Trump’s possible efforts to end incentives for alternative energy development would boost near-term demand for fossil fuels. For example, a potential cut in the Investment Tax Credit to 10 per cent from the current 30 per cent would slash solar energy installation demand by 60 per cent, according to S&P Global Market Intelligence. Trump has promised to open all federal lands and waters to fossil fuel production, in contrast to Hillary Clinton, his opponent. She had called for stricter limits on oil and gas production on public land and indicated she wanted US offshore production confined to the Gulf of Mexico. Analysts say it is impossible to determine just how much of an impact a Trump administration might have on domestic supply because of a number of shifting factors, particularly prices. However, Trump, widely seen as a far bigger supporter of the oil and natural gas industry, is likely to rebuff any environmentalist attempts to curb domestic fossil fuel production. And, to give US producers access to far more onshore and offshore plays than Clinton would have.

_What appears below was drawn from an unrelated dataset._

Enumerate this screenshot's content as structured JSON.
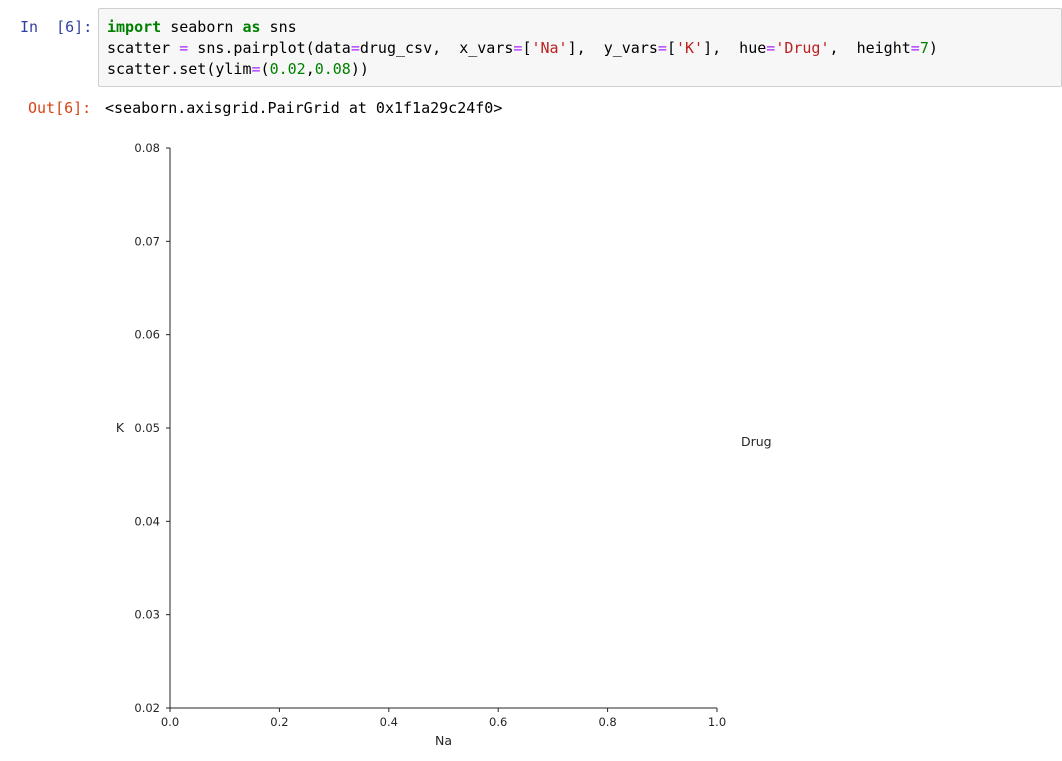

Trump would likely quash efforts to institute new greenhouse gas performance standards for petroleum refineries and could push to weaken future fuel economy standards for light-duty vehicles. “At the same time, oil demand is driven by a country’s gross domestic product (GDP) and will likely be defined by economic factors largely outside the new president’s control,” said Stewart Glickman, head of energy equity research for S&P Global Market Intelligence. In spite of any policy changes, if GDP goes up, people are likely to drive more and demand to increase, he said.